PricewaterhouseCoopers' Global Entertainment and Media Outlook: 2013-2017 lists China, India and Indonesia among the five fastest growing markets in the world for digital media and content.

It is estimated that they will grow at a compound annual growth rate of more than 12 per cent over the next four years.

Also getting in on the action are game developers.

The naval battle gameplay for Assassin's Creed 3 (2012) and Ghost Recon Online (2012) were, for example, created by Ubisoft Singapore, a subsidiary of French game development studio Ubisoft.

Japanese brand names in game development like Bandai Namco, Koei Tecmo and DeNA are also here.

Within the MDE industry, interactive and digital media - which includes video games, animation, online/mobile media and new forms of digital entertainment - is a subset that is growing especially quickly.

It is targeted to generate 10,000 new jobs and create $10 billion worth of value-add by 2018.

"With the emerging trends of digitalisation, multi-screens and evolving business models, there are strong opportunities for Singapore to further strengthen the media sector," Mr Pee says.

Talent development has been an important part of ensuring continued growth in the sector.

Degree and diploma programmes in games, animation and special effects are offered by the National University of Singapore, Nanyang Technological University and the Nanyang and Singapore polytechnics.

The Singapore campus of the DigiPen Institute of Technology offers degrees in areas such as game design and digital art.

Companies are also doing their part, with Lucasfilm nurturing aspiring computer graphic artists keen on careers in visual effects and animation. More than 100 Singaporeans have been put through its Jedi Masters Programme over the past six years.
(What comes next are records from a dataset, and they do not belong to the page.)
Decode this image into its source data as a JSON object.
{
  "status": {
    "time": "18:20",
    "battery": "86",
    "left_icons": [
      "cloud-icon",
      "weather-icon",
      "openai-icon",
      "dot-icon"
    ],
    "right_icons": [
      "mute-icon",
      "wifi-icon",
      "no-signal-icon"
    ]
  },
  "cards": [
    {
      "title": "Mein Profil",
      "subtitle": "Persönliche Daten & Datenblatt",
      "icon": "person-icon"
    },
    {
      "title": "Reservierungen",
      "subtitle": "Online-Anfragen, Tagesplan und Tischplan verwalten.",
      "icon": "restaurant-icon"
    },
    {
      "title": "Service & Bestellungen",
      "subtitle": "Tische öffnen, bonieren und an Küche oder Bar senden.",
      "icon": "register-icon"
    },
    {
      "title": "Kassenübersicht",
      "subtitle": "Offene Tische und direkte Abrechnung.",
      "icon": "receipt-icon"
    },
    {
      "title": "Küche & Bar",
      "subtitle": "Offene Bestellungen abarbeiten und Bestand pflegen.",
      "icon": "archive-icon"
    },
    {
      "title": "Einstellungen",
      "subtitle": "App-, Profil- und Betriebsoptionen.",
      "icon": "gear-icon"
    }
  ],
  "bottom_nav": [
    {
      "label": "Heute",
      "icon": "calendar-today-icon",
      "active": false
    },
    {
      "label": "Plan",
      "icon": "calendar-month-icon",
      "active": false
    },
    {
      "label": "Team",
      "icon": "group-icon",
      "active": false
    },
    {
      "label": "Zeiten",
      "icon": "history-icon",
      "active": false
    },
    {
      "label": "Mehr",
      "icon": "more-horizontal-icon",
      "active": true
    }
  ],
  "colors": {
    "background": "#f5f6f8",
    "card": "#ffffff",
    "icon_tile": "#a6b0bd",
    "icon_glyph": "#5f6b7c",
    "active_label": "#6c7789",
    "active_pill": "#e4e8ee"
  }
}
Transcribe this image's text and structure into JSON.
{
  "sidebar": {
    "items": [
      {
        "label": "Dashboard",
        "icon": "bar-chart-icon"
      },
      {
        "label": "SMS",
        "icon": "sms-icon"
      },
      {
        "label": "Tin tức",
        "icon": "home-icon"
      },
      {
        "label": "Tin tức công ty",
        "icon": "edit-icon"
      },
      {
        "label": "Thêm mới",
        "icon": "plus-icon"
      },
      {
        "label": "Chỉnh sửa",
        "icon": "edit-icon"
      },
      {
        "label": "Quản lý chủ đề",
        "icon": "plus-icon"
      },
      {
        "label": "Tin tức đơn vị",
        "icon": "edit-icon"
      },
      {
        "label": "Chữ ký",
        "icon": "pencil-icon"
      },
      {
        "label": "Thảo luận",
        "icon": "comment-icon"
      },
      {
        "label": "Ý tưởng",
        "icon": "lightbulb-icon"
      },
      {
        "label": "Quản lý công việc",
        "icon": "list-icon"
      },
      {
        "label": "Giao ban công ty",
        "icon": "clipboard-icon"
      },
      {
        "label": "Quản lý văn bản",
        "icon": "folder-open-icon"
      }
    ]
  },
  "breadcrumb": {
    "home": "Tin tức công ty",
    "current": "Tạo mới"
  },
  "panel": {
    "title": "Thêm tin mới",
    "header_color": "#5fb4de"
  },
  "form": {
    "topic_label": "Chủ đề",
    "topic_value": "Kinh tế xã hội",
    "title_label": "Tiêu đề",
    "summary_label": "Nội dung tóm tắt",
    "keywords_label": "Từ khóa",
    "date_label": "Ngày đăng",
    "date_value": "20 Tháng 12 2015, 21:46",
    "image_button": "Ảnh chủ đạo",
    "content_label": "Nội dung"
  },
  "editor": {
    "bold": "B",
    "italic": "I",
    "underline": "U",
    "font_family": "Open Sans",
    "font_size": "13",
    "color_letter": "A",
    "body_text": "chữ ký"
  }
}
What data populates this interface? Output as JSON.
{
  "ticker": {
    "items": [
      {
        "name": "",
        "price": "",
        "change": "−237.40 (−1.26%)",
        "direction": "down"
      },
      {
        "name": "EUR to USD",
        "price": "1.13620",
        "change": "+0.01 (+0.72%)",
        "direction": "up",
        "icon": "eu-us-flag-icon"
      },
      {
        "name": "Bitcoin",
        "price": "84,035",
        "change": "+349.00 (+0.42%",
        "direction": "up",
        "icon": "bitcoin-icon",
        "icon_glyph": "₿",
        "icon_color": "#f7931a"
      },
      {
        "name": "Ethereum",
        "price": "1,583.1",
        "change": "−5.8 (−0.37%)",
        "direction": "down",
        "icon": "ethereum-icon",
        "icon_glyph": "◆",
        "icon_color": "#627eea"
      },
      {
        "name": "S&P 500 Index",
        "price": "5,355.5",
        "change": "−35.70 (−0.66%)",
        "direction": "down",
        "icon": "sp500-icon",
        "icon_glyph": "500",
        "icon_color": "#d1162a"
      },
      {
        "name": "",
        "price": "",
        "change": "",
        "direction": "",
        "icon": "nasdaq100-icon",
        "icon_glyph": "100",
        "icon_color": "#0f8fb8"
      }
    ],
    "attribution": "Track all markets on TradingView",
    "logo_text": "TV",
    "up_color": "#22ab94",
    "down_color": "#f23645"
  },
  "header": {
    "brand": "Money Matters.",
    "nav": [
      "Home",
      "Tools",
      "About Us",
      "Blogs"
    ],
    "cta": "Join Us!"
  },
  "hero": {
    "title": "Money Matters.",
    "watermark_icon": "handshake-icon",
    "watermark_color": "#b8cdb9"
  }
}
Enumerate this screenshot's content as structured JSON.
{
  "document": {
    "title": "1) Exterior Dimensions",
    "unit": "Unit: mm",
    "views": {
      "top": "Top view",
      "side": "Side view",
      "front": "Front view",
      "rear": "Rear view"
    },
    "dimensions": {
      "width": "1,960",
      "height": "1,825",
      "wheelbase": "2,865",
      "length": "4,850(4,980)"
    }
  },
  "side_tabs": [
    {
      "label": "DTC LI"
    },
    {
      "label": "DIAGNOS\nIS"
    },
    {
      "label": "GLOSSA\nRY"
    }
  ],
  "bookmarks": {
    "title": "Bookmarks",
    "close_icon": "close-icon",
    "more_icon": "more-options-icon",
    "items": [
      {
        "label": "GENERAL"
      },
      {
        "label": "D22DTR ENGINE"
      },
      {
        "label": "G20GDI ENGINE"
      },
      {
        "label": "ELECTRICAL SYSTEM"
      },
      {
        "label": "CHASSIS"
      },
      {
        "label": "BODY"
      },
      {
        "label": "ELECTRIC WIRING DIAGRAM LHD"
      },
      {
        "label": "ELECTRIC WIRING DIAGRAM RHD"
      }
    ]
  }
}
The EDB has also developed infrastructure, including clustering media companies around Fusionopolis and Mediapolis at One North, and promoting a vibrant R&D environment.

It allows for an "integrated ecosystem" to form, promoting interaction and partnerships within the sector, says Mr Pee, who notes: "Through it, compelling content can be created, commercialised and distributed to the region and beyond."